Coder Social home page Coder Social logo

Comments (10)

levand avatar levand commented on July 24, 2024 2

One other distinction to make: "in memory" doesn't necessarily mean "all in client with no backend."

It could also mean a full backend/frontend split, but with the backend implemented in-memory + very simple persistence (as opposed to a more complex vector database) for the MVP.

In the past when I've advocated to start "in memory", that's what I was referring to... a full backend but with a trivial in-memory implementation. Not trying to cram all the computation into the frontend.

MLFlow is an interesting model, but note that they are highly modular and support many different topologies. We could do that too, but my guess is we want to streamline and present "one way" as the default. We can enable other modalities as options if that's where the market pushes us.

from chroma.

jeffchuber avatar jeffchuber commented on July 24, 2024

@levand @atroyn Opened this issue to discuss. I realized we should talk through this while building #13

from chroma.

jeffchuber avatar jeffchuber commented on July 24, 2024

Making a list (will be updated inline) of projects that we can perhaps find some inspiration from...

Logging / APM

Product Analytics

Orchestration

ML monitoring / experiment management

to be continued........

from chroma.

levand avatar levand commented on July 24, 2024

This is a great question.

We're talking about an initial MVP right? My question is... is a "Wolf A" model actually satisfy the "V" in "MVP"... is it viable? It could make a good demo and help generate sales leads, for sure. but as I understand the product, we're almost certainly going to need Wolf B for any kind of production use. For example, as soon as we start persisting data, we're going to need to do it to somewhere other than a developer's laptop or CI instance.

So I'm going to go out on a limb and say that I don't think a completely in-process model makes sense even for an MVP. So, in this hypothesis, we're going to have a frontend, and a backend (chroma-client and chroma-server, as hypothesized)

But there's still a decision point to be made here:

  1. Do we have a "thick" backend and "thin" frontend, with most the logic and algorithmic work performed in the backend and the frontend just serving as a developer interface?
  2. Or do we have a "thick" frontend and a "thin" backend, with all the real logic and work performed in-process in the client, and the backend just being a thin proxy for persistence?
  3. Or technically, you could split it and have some algorithmic work performed on the server and some on the client.

I do tend to disregard #3, just because it could get a lot more complicated for probably not a ton of benefit.

When trying to compare between type 1 and type 2, we need to consider:

  • Where is it easier/possible to satisfy the computational requirements of the algorithms we want to run?
  • What are the network transport constraints of satisfying a type 1 vs a type 2 model?

Satisfying the computational requirements is probably going to be easier in a 1 model, since it's easier to establish a requirement that a Chroma Server has $x amount of RAM & CPU/GPU power than it is that every possible client will.

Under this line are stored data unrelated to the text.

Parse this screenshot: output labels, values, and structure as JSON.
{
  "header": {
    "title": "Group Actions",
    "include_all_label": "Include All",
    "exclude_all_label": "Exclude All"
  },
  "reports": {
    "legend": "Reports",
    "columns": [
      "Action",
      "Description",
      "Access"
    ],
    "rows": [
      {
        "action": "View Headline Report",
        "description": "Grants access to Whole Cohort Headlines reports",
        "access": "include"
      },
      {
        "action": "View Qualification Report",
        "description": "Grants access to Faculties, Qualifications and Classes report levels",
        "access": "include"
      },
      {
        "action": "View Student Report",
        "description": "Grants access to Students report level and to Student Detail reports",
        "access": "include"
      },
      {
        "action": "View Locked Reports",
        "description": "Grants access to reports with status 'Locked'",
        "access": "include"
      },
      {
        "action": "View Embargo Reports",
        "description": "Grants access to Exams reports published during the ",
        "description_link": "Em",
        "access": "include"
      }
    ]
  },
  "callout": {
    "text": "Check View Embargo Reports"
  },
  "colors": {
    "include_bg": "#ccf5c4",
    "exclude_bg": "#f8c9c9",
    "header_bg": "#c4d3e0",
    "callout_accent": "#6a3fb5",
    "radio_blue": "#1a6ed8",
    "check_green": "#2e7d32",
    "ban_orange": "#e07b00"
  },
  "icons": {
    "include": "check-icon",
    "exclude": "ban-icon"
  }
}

The network transport constraints are another question. Ultimately, it's a wash, because the same data has to be brought together at some point to perform the operations we want. If we're considering batch-mode operations, it genuinely doesn't matter because ultimately the same amount of data has to traverse some wire, somewhere, to make it happen. For high-frequency non-batched operations, you have to add 1-3 milliseconds of latency for each request and in that case it could make sense to have the computation local to the request, if it's a particularly performance-intensive scenario.

from chroma.

jeffchuber avatar jeffchuber commented on July 24, 2024

Here is another slightly different perspective - I like how MLFlow handles tracking - https://mlflow.org/docs/latest/tracking.html#how-runs-and-artifacts-are-recorded. (ignore the artifact part of the charts since we don't have heavy files to move around like mlflow does) In this paradigm, the lightest weight place things are serialized is a .chroma folder. (MLFlow is 100% python a well and Apache 2.0). I think how they accomplish this is that all code is packaged up in the pip project. That means there is not a separate client or server... it just about which code you are using in various scenarios. I guess the downside of that is (1) size of the project in megabytes, and (2) versioning frequency and version management across the front and backend without explicit version pinning.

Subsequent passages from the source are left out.